Van der Woude syndrome is a condition that affects the development of the face with cleft lip, a cleft palate or both. Affected individuals usually have pits near the centre of the lower lip, which may appear moist due to the presence of salivary and mucous glands in the pits.
People with van der Woude syndrome who have cleft lip and/or palate, like other individuals with these facial conditions, have an increased risk of delayed language development, learning disabilities, or other mild cognitive problems. The majority of VWS cases are caused by haploinsufficiency due to mutations in the interferon regulatory factor 6 gene (IRF6) on chromosome 1 in the 1p32-p41 region known as VWS locus 1.

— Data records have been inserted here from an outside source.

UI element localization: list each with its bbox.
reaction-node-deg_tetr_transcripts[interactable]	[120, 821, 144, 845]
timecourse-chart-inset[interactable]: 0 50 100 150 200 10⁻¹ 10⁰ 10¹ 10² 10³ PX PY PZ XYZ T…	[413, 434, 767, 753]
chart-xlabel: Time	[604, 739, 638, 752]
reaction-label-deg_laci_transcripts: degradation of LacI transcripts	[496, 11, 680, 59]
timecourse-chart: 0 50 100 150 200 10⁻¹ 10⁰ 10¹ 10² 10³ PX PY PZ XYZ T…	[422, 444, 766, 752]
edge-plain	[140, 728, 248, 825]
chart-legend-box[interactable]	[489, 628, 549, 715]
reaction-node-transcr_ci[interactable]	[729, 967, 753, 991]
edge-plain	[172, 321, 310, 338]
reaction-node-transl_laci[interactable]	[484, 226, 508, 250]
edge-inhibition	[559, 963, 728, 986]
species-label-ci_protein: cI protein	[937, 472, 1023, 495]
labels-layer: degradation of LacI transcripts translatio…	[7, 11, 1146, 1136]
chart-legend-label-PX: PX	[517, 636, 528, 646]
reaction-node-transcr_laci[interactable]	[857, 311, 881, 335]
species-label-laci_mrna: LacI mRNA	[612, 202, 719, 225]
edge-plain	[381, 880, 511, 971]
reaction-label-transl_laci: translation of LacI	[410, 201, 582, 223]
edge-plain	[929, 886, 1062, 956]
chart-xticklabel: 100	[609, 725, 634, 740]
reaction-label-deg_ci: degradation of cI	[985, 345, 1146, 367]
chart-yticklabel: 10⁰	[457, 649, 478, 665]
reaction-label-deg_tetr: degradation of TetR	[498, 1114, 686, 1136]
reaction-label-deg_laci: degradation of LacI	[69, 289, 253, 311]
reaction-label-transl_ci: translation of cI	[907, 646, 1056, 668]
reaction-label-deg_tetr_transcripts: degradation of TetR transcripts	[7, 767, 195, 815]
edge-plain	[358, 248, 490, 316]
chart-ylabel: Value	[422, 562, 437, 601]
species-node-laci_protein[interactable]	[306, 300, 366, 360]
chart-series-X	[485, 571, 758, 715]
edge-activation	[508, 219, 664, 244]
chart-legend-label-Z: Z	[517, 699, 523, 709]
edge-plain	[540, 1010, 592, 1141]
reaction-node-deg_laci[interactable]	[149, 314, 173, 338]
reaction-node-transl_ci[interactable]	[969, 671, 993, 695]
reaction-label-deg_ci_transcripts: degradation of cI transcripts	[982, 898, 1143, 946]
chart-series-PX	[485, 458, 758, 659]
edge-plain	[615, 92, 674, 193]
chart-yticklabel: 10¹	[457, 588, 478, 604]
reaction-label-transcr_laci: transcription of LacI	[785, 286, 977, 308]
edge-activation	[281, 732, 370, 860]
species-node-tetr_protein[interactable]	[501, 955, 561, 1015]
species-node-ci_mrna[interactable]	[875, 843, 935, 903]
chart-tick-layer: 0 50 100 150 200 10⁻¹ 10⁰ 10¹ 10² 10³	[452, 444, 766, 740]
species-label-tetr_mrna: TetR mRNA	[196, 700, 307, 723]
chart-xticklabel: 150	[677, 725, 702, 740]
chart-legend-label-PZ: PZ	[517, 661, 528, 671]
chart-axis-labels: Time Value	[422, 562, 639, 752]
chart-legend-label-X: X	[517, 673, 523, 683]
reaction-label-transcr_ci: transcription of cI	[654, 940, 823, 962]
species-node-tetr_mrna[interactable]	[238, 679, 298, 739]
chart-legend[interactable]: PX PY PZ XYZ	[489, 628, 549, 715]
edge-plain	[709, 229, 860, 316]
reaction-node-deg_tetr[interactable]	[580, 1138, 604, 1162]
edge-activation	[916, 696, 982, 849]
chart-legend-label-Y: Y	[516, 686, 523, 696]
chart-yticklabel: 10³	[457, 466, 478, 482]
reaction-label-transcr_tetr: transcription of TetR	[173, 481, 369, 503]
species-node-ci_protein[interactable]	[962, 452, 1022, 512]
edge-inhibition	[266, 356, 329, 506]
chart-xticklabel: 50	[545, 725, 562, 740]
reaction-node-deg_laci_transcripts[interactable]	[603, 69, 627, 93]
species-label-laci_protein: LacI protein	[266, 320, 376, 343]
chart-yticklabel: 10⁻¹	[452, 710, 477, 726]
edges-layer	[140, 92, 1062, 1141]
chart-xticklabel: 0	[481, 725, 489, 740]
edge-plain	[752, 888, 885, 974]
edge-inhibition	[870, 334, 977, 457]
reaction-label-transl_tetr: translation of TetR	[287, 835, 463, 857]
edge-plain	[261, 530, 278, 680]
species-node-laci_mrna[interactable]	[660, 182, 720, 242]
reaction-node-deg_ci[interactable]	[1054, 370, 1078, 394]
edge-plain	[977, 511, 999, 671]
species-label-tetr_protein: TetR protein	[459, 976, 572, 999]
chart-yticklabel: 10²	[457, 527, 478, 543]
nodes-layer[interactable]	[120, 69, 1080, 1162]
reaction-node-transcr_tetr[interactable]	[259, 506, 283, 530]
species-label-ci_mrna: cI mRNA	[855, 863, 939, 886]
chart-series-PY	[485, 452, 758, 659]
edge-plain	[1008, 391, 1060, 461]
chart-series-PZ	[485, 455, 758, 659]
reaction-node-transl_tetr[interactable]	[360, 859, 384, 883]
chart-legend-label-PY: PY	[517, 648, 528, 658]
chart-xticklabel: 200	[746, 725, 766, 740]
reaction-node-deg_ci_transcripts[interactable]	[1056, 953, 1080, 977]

What is Prader-Willi/ Angelman?
Prader-Willi syndrome is a complex genetic condition that affects many parts of the body. In infancy, this condition is characterized by weak muscle tone (hypotonia), feeding difficulties, poor growth, and delayed development. Beginning in childhood, affected individuals develop an insatiable appetite, which leads to chronic overeating (hyperphagia) and obesity. Some people with Prader-Willi syndrome, particularly those with obesity, also develop type 2 diabetes mellitus. Most cases of Prader-Willi syndrome (about 70 percent) occur when a segment of the paternal chromosome 15 is deleted in each cell. People with this chromosomal change are missing certain critical genes in this region because the genes on the paternal copy have been deleted, and the genes on the maternal copy are inactive. In another 25 percent of cases, a person with Prader-Willi syndrome has two maternal copies of chromosome 15 instead of one copy from each parent. This phenomenon is called maternal uniparental disomy. Rarely, Prader-Willi syndrome can also be caused by a chromosomal rearrangement called a translocation, or by a mutation or other defect that abnormally inactivates genes on the paternal chromosome 15.
What is Angelman syndrome?
Angelman syndrome is a complex genetic disorder that primarily affects the nervous system. Characteristic features of this condition include delayed development, intellectual disability, severe speech impairment, and problems with movement and ataxia. Most affected children also have recurrent epilepsy and a small head size (microcephaly). Delayed development becomes noticeable by the age of 6 to 12 months, and other common signs and symptoms usually appear in early childhood. Many of the characteristic features of Angelman syndrome result from the loss of function of a gene called UBE3A. Several different genetic mechanisms can inactivate or delete the maternal copy of the UBE3A gene. Most cases of Angelman syndrome (about 70 percent) occur when a segment of the maternal chromosome 15 containing this gene is deleted. In other cases (about 11 percent), Angelman syndrome is caused by a mutation in the maternal copy of the UBE3A gene. In a small percentage of cases, Angelman syndrome results when a person inherits two paternal copies of chromosome 15 instead of one copy from each parent. This phenomenon is called paternal uniparental disomy. Rarely, Angelman syndrome can also be caused by a chromosomal rearrangement called a translocation, or by a mutation or other defect in the region of DNA that controls activation of the UBE3A gene. These genetic changes can abnormally inactivate UBE3A or other genes on the maternal copy of chromosome 15.